At first glance, there is this Celso Ad Castillo-feel via the 1984 Virgin People, but it isn’t.
Yam Laranas, the writer and Roman Santillan Perez Jr., the director paints the dynamics of lesbian life and relationship via an erotic-thriller piece.
The two female leads may not possess the celebrity statuses, but their portrayals as two lesbians are effective and affective at the same time. Rhen Escaño is Ellen. Cindy Miranda is Marian. The two female stars play as friends who eventually fall for each other.
Between the two, Escaño stood out in terms of acting. Her subtleness as a confused and jealous lesbian is just perfect. She didn’t overdo it. Miranda managed to shine when she revealed herself naked.
When Ellen got into trouble, Marian rescued her friend. Together they ran away from the secret they both forged. Amid a forest, both chose to live a normal couple life.
But one day, their solitude was rocked by a piece of bad news. A secret haunts them. Despite Marian’s best efforts in cleaning up the mess, tEllen is too self-centered, and jealousy got the better of her.

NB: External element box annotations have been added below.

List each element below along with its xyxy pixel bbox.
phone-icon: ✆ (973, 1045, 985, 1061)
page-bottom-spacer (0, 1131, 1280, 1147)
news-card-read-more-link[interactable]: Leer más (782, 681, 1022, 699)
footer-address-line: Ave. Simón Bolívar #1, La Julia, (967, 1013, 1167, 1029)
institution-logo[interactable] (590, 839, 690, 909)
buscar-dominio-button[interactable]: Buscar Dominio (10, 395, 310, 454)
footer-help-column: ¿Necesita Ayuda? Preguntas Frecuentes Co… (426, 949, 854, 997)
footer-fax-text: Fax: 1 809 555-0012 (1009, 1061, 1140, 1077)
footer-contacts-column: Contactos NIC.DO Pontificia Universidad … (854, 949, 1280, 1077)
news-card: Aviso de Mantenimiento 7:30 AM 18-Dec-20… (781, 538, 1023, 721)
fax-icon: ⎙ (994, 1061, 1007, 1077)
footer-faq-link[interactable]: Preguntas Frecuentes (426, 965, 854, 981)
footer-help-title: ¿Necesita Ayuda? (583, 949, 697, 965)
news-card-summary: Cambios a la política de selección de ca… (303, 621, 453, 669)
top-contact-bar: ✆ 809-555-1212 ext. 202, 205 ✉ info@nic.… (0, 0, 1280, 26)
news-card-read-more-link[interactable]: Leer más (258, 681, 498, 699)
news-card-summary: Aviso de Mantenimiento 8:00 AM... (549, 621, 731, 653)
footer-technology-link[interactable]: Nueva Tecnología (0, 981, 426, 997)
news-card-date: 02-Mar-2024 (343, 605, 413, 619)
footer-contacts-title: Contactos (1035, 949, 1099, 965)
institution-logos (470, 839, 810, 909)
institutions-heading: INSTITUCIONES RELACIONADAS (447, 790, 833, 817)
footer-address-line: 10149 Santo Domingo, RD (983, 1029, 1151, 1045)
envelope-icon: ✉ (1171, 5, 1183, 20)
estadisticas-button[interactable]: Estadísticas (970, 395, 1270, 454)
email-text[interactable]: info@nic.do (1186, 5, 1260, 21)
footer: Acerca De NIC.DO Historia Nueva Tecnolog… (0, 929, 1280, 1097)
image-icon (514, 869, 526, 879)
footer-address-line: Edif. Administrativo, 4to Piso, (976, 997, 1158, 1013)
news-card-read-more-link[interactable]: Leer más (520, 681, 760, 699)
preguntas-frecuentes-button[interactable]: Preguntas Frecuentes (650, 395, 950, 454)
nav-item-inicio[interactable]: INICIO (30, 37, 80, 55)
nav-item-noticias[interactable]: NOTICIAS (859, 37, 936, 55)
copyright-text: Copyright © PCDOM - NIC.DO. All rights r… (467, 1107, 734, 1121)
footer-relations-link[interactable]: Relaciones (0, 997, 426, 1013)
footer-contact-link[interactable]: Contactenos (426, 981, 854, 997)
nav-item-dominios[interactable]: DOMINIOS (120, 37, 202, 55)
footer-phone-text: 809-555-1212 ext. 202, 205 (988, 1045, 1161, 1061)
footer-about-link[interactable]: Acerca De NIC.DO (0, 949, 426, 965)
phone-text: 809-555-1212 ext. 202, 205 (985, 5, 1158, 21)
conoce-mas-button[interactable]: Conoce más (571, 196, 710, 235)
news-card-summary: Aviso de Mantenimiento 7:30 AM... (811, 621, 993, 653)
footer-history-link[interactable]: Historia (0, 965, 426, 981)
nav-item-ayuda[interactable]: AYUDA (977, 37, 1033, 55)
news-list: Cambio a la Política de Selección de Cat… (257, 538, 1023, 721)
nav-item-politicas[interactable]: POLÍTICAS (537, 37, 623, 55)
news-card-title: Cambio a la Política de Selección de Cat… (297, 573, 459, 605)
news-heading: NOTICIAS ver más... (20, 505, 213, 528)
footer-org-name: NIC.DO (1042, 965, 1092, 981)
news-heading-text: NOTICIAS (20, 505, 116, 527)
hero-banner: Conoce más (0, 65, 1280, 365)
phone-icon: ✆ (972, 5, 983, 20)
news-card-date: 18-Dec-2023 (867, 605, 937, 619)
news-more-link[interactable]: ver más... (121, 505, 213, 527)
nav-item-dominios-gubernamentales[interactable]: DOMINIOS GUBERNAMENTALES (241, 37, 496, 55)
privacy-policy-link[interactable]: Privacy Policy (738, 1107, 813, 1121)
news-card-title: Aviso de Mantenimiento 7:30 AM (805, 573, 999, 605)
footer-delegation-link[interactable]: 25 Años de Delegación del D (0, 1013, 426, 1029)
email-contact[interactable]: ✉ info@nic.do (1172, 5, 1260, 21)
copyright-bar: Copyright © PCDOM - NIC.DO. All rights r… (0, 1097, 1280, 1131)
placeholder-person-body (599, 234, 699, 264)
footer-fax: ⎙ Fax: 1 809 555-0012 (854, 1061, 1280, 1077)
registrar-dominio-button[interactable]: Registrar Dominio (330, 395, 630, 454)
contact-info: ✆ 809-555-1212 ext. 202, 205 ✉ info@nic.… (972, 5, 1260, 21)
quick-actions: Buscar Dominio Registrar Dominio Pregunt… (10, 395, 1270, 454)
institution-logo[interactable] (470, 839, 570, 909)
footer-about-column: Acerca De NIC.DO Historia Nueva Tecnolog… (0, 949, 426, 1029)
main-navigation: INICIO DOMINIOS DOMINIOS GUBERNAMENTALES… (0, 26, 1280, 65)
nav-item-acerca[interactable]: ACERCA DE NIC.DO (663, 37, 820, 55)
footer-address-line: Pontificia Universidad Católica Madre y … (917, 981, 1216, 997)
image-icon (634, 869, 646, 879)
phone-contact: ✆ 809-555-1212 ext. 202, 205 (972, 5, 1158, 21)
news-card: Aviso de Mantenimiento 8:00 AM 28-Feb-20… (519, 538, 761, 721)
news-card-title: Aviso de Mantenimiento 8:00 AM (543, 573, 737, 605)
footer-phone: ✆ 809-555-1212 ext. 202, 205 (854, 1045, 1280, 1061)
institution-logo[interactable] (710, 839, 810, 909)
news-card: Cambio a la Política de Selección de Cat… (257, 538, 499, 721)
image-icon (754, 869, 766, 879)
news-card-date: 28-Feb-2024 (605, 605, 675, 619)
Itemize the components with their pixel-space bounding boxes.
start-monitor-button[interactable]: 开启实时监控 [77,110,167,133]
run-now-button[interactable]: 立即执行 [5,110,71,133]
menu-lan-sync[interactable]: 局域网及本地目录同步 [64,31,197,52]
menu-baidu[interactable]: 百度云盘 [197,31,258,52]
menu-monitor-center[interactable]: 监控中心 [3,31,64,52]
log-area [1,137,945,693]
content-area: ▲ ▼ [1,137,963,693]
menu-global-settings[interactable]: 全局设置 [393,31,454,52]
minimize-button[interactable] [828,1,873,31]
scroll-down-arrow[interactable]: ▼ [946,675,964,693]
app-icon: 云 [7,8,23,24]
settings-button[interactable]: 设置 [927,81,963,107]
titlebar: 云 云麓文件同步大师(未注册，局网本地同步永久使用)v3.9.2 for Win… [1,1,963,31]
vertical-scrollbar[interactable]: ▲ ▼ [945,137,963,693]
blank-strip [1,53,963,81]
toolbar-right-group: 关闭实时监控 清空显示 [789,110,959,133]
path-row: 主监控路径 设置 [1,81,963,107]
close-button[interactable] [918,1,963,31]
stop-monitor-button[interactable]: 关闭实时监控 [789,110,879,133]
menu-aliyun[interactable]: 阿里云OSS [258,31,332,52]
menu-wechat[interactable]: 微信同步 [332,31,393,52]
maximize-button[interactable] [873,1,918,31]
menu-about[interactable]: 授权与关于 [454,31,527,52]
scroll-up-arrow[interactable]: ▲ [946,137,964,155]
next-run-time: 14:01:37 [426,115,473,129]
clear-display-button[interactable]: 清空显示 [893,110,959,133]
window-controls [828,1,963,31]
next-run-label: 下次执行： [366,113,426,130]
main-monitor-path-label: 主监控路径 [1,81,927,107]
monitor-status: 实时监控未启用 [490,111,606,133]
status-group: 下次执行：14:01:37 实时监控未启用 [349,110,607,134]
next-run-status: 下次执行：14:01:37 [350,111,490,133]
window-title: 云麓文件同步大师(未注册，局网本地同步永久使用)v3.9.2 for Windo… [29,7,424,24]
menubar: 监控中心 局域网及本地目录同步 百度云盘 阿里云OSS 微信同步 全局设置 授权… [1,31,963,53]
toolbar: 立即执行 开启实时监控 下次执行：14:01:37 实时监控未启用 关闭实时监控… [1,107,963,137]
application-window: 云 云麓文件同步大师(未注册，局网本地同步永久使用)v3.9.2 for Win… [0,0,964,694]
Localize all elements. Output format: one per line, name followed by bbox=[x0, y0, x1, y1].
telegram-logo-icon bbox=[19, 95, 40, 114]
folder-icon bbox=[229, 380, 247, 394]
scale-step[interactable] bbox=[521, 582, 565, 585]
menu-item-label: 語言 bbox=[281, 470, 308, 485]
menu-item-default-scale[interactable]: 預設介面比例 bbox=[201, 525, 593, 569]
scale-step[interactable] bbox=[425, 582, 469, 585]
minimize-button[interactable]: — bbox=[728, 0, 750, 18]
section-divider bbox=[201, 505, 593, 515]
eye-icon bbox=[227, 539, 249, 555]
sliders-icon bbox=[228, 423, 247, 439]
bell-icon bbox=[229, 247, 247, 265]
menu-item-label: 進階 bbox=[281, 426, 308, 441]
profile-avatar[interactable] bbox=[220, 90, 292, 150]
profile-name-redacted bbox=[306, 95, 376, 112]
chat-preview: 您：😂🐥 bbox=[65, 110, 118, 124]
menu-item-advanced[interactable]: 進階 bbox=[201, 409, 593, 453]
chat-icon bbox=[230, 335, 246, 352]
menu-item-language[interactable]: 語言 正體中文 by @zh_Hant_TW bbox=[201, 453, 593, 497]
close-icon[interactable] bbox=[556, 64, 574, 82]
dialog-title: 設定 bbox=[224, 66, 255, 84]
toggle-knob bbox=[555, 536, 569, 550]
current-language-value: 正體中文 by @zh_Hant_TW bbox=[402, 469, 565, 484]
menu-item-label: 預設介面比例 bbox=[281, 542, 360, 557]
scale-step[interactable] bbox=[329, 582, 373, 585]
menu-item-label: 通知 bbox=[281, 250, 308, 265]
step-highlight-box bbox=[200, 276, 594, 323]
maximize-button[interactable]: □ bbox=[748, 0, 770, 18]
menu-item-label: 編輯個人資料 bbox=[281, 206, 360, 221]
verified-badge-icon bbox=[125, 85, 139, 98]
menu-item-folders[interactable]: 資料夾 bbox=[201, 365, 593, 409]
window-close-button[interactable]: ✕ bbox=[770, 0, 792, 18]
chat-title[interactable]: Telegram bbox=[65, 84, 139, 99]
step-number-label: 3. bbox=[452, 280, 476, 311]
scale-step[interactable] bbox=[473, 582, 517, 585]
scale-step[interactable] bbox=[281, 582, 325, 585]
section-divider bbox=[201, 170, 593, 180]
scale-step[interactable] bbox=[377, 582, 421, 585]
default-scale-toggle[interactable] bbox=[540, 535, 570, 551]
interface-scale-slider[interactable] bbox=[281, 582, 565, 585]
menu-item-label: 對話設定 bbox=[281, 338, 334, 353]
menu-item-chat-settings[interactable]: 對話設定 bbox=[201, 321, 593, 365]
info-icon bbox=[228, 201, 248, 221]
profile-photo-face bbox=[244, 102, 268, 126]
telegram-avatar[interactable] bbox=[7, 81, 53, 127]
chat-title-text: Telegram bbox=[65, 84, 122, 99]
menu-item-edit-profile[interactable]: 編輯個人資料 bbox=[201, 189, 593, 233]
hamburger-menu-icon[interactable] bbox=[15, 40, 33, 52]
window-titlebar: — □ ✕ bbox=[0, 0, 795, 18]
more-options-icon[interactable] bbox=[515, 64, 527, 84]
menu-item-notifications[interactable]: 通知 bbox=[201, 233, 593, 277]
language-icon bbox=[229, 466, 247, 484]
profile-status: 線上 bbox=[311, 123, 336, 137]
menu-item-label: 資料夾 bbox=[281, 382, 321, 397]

That’s when the conflict began.
Adan has a simple plot, but its complexity lies in the two lesbians as captured by the lens of Perez. To some audience, the two characters may have been hyper-sexualized, but still done tastefully. The use of mussels (tahong) in a scene is a symbol of it as an aphrodisiac. Very witty and not intrusive. The fight scenes are equally engaging as the sex scenes.
It defied some lesbian-themed films in the past, the likes of T-Bird at Ako, Rome and Juliet, Baka Bukas, and Billie and Emma Still showing in cinemas, catch it!